Je regarde son visage et lui montre du doigt. Je lui dis qu'il est stupide et arrogant, qu'elle n'est qu'une fille et qu'il n'avait pas le droit de la traiter comme ça. Je lui demande s'il pense que c'est vraiment un homme qui fait souffrir une fille comme ça, je dis qu'il devrait avoir honte. Au fond, c'est un mindundi, une personne peu sûre d'elle qui a besoin de se sentir au-dessus des autres.

-Et que fait l'enseignant? Comment réagissez-vous?
-Au début, il reste silencieux et la bouche ouverte. Il semble que lorsque quelqu'un vous dit la vérité, vous ne savez pas quoi dire. Au bout d'un moment, il se met à babiller, qu'il le faisait pour mon bien, qu'il voulait juste me motiver à étudier. Je lui dis que l'humiliation n'est pas une façon de motiver, qu'il ne peut pas l'utiliser comme excuse pour justifier l'abus.

-Comment tu te sens maintenant? Voulez-vous dire ou faire autre chose?
-Je sens de la chaleur dans tout mon corps, mais une chaleur agréable, comme lorsque vous venez de faire de l'exercice. Il avait besoin de lâcher prise et de remettre les choses en ordre.
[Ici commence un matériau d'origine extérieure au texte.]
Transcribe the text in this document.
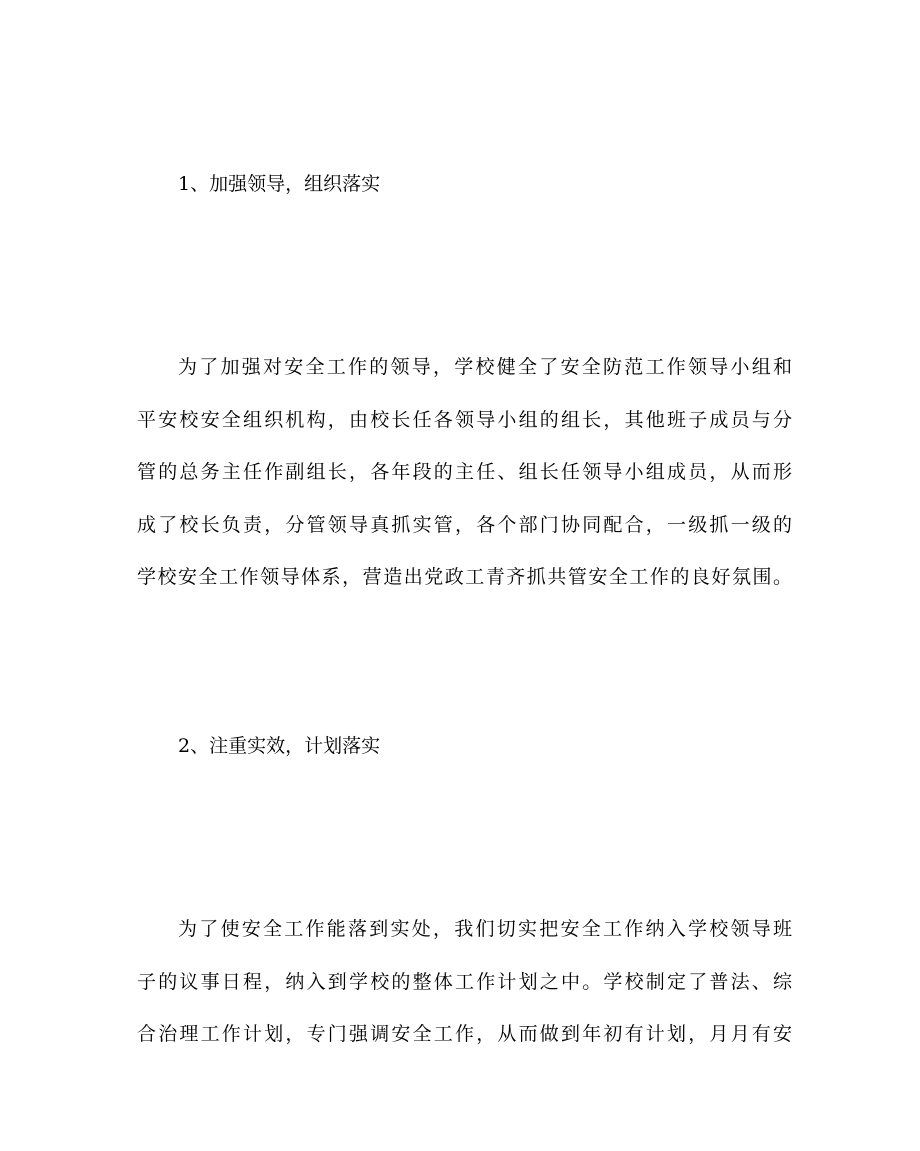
1、加强领导，组织落实
为了加强对安全工作的领导，学校健全了安全防范工作领导小组和
平安校安全组织机构，由校长任各领导小组的组长，其他班子成员与分
管的总务主任作副组长，各年段的主任、组长任领导小组成员，从而形
成了校长负责，分管领导真抓实管，各个部门协同配合，一级抓一级的
学校安全工作领导体系，营造出党政工青齐抓共管安全工作的良好氛围。
2、注重实效，计划落实
为了使安全工作能落到实处，我们切实把安全工作纳入学校领导班
子的议事日程，纳入到学校的整体工作计划之中。学校制定了普法、综
合治理工作计划，专门强调安全工作，从而做到年初有计划，月月有安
Maintenant, je veux sortir de là. Je lui dis que s'il veut continuer à me traiter ainsi, je ne veux pas continuer là-bas. Je le laisse les yeux écarquillés. Je quitte la classe et ferme en claquant la porte.

-Vous n'avez plus à supporter cela, ce qui peut avoir de graves conséquences à l'avenir. Pilar, vous avez aidé la fille à se débarrasser de tout son poids. Maintenant, elle peut vous aider, dans votre présent. Où voulez-vous aller maintenant?
-Je sors dans le jardin. Je respire l'air pur. Je ne m'en étais pas rendu compte avant, mais l'air dans l'école était très étouffant, comme de la fumée, et il était difficile de respirer. Je m'allonge sur l'herbe et regarde le ciel. Je me sens plus libre, je respire même beaucoup mieux et j'ai l'impression que le blocage qui m'accompagnait a disparu.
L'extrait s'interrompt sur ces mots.